At the conclusion of the trial, QuikTrip moved for attorney fees in the amount of $50,000. The district court denied the motion. We review de novo legal issues related to an award of attorney fees, Advantage Media, L.L.C. v. City of Hopkins, Minn., 511 F.3d 833, 836 (8th Cir. 2008), and an actual award of attorney fees for abuse of discretion. Roemmich v. Eagle Eye Dev., LLC., 526 F.3d 343, 354 (8th Cir. 2008).

Under § 502(g) of ERISA, a court may in its discretion award reasonable attorney fees and costs to the prevailing party. 29 U.S.C. § 1132(g) (2006). In determining whether or not to award fees, we have outlined several factors for district courts to consider, but these factors need not be applied mechanically. Martin v. Ark. Blue Cross & Blue Shield, 299 F.3d 966, 969 (8th Cir. 2002). The court should look at the degree of parties’ culpability, the ability to satisfy an award of attorney fees, whether an award of fees could deter other persons, whether the case involves a significant question regarding ERISA, and the relative merits of the parties’ case. Lawrence v. Westerhaus, 749 F.2d 494, 496 (8th Cir. 1984).

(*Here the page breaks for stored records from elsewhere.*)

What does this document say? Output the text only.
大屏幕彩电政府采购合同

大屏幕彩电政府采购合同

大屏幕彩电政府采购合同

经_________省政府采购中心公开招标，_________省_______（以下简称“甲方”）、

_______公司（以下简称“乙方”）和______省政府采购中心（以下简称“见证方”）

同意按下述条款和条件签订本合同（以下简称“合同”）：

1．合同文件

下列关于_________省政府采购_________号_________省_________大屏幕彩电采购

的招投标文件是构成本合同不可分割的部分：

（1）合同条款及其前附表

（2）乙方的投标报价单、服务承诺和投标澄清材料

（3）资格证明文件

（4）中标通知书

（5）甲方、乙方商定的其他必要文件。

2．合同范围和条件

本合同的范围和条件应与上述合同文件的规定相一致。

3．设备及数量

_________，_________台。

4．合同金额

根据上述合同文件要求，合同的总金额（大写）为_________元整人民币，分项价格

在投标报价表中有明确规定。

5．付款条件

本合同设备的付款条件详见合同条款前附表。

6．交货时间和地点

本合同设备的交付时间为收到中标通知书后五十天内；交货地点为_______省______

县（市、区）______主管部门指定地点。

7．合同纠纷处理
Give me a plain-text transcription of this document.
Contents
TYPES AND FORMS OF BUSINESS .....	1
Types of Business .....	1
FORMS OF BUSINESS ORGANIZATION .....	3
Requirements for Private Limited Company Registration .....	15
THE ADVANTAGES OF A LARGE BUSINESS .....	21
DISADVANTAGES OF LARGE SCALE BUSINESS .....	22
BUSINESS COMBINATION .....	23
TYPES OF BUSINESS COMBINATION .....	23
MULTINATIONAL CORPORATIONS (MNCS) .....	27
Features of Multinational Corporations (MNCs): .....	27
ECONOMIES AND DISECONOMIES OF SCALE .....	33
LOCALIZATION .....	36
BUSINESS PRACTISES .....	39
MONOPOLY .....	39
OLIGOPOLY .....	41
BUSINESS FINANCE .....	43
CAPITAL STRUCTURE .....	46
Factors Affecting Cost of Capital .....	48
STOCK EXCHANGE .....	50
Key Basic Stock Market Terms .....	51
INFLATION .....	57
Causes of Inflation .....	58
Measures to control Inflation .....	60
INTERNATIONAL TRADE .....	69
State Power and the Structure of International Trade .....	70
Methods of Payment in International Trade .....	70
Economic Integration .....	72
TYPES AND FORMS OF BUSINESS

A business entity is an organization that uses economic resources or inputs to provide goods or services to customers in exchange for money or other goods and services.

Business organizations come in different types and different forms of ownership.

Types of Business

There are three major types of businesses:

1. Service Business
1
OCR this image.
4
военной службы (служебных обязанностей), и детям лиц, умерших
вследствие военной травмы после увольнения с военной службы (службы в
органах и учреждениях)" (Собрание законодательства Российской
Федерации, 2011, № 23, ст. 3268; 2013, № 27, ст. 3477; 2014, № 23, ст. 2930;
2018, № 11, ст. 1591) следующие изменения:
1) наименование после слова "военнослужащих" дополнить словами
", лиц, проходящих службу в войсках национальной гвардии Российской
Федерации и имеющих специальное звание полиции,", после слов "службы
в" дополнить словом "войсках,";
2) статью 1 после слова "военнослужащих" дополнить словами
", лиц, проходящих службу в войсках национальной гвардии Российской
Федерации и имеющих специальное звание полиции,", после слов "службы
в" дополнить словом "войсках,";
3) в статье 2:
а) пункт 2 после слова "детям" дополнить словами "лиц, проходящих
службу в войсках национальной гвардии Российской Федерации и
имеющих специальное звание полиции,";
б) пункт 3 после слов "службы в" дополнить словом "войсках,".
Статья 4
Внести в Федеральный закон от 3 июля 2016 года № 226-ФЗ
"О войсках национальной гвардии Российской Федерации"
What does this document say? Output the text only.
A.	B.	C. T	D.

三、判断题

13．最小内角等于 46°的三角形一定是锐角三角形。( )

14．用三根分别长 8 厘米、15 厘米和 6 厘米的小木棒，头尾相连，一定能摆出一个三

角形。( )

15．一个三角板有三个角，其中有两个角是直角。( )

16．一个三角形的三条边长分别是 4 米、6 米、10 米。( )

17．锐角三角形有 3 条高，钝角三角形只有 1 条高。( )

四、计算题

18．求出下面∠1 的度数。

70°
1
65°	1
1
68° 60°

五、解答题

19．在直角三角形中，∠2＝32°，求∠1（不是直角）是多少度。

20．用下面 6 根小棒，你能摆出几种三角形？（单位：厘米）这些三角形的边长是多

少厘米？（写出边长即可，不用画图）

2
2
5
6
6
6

The district court’s decision to deny attorney fees in this case was entered on the docket as “ordered denied without authority.” This statement could be interpreted as a determination that QuikTrip had not made a sufficient showing of factors in its favor to authorize an award of fees, but it is not free of ambiguity. Trial courts have many demands on their time, but nonetheless a district court should state the factors it is relying on in deciding an ERISA fee motion. See e.g. Toy v. Plumbers & Pipefitters Local Union No. 74 Pension Plan, 2009 WL 692398, *2 (3d Cir. 2009); Riley v. Adm’r of Supersaver 401K Capital Accumulation Plan for Employees of Participating AMR Corp. Subsidiaries, 209 F.3d 780, 782 (5th Cir. 2000). Although the district court did not discuss the factors in this case, its ruling is supported by the record made by the parties. The record does not reflect that Pendleton brought this action in bad faith. He responded to QuikTrip’s summary judgment motion and vigorously defended his claims throughout. The evidence suggests that Pendleton believed that he had a valid claim under § 510 of ERISA. See Maune v. Int’l Broth. of Elec. Workers, Local No. 1, Health & Welfare Fund, 83 F. 3d. 959, 964 (8th Cir. 1996) (holding that when a plaintiff brings a claim in good faith it can be sufficient to deny an award of attorney fees to the other party). Finally, the amount of fees sought would be equivalent to a not insignificant amount of the benefits he was owed.

* * *

See: http://www.ca8.uscourts.gov/opndir/09/06/082363P.pdf

Outcome: Accordingly, we affirm the judgment of the district court.